Clare Moody

MEP for the South West and Gibraltar

My Week in Brussels: 11-15 January

Andy.jpgThis week like most weeks in Europe has been really varied. The EU covers so many different policy areas that each meeting is always different.  From Human Rights to the roll out of broadband in rural areas, I have covered a lot of ground this week.

This week in the Trade Union Intergroup I brought up the case of Andy Hall, a human rights campaigner who is facing up to 7 years in a Thai prison for raising instances of modern slavery in Thailand.

Andy has fought to protect human rights in South East Asia for the past 10 years and took part in key research which documented the dreadful treatment of migrant workers in a large Thai company. 

With four separate charges, countless appeals, demands for false confessions and reports of witness intimidation Labour MEPs and the TUC continue to call for this harassment to end.

Also in Trade Union Intergroup we heard Veronica Nilsson, the Deputy General Secretary of European Trade Union Confederation.

She took the opportunity to discuss ETUC's 'Paris Manifesto' which calls for a strong economy that serves the people, stronger unions for democratic values and democracy at work and a core of ambitious social standards.

I met with fellow Labour MEPs and other socialist colleagues for a final strategy meeting ahead of the vote on the Digital Single Market report. This report is designed to outline an industrial strategy for a successful Digital Single Market and Digital Society.

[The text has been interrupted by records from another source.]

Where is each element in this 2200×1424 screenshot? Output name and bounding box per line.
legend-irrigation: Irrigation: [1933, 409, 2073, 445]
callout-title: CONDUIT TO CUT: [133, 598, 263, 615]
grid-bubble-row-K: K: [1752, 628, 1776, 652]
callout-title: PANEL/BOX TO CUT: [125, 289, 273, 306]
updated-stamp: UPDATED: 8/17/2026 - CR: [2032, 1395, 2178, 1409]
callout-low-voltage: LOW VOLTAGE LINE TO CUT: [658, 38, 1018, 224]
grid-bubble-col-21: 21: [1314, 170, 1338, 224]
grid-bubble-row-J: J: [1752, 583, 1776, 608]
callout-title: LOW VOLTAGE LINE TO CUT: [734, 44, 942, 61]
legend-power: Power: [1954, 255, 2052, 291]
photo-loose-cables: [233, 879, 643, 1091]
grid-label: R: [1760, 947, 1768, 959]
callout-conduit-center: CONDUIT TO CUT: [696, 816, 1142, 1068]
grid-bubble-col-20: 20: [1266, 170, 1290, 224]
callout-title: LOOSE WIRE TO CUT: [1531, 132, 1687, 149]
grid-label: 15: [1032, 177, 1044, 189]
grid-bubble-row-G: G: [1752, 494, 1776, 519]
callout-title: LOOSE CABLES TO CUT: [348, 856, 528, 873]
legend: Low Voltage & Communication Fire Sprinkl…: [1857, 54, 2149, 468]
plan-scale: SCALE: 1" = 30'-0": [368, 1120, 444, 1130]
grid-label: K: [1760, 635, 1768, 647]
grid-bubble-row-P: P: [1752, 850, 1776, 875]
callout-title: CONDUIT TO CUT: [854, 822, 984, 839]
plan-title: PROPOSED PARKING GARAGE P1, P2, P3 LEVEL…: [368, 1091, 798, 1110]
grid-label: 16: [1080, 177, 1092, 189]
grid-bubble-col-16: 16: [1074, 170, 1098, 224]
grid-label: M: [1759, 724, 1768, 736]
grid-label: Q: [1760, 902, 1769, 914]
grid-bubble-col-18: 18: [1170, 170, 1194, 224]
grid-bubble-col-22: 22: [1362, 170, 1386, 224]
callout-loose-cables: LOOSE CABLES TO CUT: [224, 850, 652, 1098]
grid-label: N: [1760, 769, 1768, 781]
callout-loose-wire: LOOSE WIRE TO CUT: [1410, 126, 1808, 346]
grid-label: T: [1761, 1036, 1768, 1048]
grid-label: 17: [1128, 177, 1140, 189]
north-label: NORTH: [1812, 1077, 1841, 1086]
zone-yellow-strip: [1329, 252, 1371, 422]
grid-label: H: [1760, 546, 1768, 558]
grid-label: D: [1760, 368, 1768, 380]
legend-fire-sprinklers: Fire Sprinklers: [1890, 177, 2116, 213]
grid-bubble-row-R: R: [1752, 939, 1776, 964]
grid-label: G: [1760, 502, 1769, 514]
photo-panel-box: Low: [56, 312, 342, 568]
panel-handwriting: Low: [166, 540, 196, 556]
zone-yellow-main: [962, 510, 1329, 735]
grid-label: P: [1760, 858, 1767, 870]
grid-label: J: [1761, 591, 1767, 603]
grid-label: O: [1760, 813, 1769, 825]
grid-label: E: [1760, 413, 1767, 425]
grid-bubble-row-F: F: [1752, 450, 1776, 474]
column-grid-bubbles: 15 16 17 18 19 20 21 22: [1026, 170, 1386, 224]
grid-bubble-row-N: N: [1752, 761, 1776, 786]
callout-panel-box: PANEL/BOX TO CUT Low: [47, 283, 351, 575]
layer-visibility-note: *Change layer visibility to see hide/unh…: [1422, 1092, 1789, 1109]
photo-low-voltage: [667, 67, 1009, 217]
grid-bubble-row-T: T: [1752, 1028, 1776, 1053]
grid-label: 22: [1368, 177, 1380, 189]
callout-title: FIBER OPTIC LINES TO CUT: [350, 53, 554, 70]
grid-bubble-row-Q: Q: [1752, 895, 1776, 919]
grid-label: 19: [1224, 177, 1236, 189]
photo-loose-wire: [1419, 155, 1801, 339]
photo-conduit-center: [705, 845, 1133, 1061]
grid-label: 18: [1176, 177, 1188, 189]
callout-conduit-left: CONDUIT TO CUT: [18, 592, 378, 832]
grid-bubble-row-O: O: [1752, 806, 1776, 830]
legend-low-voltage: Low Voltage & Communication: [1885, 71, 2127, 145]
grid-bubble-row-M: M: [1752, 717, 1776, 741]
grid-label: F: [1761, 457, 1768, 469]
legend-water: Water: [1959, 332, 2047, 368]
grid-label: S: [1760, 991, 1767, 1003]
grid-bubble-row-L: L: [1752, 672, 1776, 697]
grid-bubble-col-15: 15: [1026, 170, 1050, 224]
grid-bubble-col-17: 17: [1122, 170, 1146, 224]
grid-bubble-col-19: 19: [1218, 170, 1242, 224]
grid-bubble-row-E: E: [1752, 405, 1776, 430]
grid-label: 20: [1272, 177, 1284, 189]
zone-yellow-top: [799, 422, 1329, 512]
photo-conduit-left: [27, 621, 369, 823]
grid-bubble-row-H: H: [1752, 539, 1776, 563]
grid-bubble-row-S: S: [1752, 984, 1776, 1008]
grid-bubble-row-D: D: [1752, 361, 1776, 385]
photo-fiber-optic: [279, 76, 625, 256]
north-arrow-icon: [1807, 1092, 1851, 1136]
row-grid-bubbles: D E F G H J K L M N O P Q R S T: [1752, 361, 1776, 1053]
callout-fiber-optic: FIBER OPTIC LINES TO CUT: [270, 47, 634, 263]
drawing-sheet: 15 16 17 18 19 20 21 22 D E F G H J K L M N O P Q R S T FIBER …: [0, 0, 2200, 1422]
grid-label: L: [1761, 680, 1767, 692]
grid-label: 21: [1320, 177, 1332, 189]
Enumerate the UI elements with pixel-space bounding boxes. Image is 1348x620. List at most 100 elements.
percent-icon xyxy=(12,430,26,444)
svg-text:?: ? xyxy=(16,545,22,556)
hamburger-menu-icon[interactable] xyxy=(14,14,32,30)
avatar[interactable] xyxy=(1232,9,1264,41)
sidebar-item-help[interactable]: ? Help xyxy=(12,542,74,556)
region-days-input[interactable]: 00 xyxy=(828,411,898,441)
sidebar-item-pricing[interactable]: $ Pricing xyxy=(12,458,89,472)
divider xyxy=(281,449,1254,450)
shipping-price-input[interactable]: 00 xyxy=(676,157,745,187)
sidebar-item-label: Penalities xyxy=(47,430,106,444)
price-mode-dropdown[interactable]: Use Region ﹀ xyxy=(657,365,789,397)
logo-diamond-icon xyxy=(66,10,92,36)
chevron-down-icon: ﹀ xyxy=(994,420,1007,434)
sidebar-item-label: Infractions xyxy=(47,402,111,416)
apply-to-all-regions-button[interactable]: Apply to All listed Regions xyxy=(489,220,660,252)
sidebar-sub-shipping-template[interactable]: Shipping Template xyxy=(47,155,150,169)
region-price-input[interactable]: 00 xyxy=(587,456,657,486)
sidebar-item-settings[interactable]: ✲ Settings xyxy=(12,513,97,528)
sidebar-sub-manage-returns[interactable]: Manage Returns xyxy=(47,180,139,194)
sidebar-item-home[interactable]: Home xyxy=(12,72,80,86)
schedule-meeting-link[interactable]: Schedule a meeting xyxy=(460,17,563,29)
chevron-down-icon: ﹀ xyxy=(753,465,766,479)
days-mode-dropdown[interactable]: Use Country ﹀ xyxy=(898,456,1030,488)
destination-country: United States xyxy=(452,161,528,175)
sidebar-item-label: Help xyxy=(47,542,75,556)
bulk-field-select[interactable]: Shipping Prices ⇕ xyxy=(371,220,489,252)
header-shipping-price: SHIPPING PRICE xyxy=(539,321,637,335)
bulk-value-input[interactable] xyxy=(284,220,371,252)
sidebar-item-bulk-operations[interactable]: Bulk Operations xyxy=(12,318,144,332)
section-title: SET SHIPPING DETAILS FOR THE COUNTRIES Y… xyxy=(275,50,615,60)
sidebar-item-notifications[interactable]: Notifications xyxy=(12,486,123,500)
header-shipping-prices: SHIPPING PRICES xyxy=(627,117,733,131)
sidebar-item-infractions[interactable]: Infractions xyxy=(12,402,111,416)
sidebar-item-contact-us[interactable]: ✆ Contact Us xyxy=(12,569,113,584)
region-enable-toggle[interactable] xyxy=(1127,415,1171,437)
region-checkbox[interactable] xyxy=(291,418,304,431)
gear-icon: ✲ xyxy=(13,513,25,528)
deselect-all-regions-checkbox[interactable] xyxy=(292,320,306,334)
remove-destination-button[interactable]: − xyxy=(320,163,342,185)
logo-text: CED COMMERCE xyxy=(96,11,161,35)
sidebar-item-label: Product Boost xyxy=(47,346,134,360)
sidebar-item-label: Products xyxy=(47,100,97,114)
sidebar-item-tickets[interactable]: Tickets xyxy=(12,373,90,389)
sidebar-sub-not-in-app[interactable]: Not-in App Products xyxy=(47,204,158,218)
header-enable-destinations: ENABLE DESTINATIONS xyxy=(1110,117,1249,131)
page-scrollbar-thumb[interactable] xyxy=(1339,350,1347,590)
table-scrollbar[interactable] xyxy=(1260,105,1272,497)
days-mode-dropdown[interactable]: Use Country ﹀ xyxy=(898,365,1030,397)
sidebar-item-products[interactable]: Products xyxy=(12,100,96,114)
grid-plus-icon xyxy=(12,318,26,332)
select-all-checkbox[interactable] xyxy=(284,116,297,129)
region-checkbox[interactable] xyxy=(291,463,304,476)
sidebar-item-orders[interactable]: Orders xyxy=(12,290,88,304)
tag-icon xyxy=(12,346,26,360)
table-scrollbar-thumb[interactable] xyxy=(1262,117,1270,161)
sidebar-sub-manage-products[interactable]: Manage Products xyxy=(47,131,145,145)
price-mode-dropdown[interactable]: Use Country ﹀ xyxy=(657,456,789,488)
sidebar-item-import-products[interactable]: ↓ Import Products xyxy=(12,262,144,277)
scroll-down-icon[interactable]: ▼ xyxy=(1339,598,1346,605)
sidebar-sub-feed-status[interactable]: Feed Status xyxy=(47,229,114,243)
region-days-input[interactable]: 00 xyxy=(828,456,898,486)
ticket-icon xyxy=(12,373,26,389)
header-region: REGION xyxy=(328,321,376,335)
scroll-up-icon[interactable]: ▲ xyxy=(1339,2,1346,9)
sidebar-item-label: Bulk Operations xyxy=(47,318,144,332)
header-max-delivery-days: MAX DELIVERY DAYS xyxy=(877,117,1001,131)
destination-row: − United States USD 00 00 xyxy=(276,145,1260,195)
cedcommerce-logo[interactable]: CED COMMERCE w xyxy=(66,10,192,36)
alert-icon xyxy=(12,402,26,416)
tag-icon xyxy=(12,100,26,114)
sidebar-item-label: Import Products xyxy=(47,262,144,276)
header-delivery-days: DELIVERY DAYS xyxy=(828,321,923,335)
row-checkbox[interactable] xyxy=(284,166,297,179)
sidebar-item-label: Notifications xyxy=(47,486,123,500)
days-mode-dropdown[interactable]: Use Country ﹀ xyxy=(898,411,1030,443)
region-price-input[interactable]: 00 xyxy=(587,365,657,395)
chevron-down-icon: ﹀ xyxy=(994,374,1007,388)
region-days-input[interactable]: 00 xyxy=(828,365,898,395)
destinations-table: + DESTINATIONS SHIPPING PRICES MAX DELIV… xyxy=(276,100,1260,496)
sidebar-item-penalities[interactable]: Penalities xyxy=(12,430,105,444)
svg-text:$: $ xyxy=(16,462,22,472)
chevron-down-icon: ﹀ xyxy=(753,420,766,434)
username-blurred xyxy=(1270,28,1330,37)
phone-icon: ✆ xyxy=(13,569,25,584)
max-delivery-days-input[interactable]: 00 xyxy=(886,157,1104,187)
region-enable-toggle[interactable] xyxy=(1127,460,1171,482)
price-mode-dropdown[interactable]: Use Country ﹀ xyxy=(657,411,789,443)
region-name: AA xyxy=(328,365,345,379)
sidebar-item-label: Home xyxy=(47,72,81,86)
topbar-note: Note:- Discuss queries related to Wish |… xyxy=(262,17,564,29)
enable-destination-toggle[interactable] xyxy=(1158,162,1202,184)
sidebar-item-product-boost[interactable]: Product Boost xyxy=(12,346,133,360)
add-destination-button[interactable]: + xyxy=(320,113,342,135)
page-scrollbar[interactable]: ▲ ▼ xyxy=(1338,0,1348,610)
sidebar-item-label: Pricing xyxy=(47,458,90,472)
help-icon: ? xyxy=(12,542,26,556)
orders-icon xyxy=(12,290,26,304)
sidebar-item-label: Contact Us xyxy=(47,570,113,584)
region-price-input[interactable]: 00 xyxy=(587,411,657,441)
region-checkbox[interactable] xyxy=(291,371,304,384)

Our priority for the upcoming vote is to protect current articles and vote for an additional amendment on Social Europe and working rights in the Digital Economy. I am concerned about Tory MEPs' attempts to remove all references to working and social rights in the committee vote on this report - and will keep constituents updated on the outcome of the report.

Workers rights are essential to properly functioning economy and so is a well thought out industrial strategy. This week I met with Shadow BIS Minister and Shadow First Secretary of State Angela Eagle to discuss the growing concerns about the Government's refusal to draw up an industrial strategy.

The BIS Minister Sajjid Javid is fundamentally opposed to the idea of an industrial strategy, but I’ve heard from company after company, such as Rolls Royce and Airbus, that having a coordinated policy on industrial growth is vital to ensure a stable investment environment, the inclusion of the strategically important cultural industry in the British economy, to allow for more jobs and growth.

We also compared notes on the impact of the EU's Horizon 2020 science and research grant programme on British universities and the risk posed to the Higher Education sector if the UK loses this funding through leaving the EU. EU funding accounts for 16% of UK university income on average (as estimated by the government), and in some cases represents a third of total revenue (such as for the University of Oxford).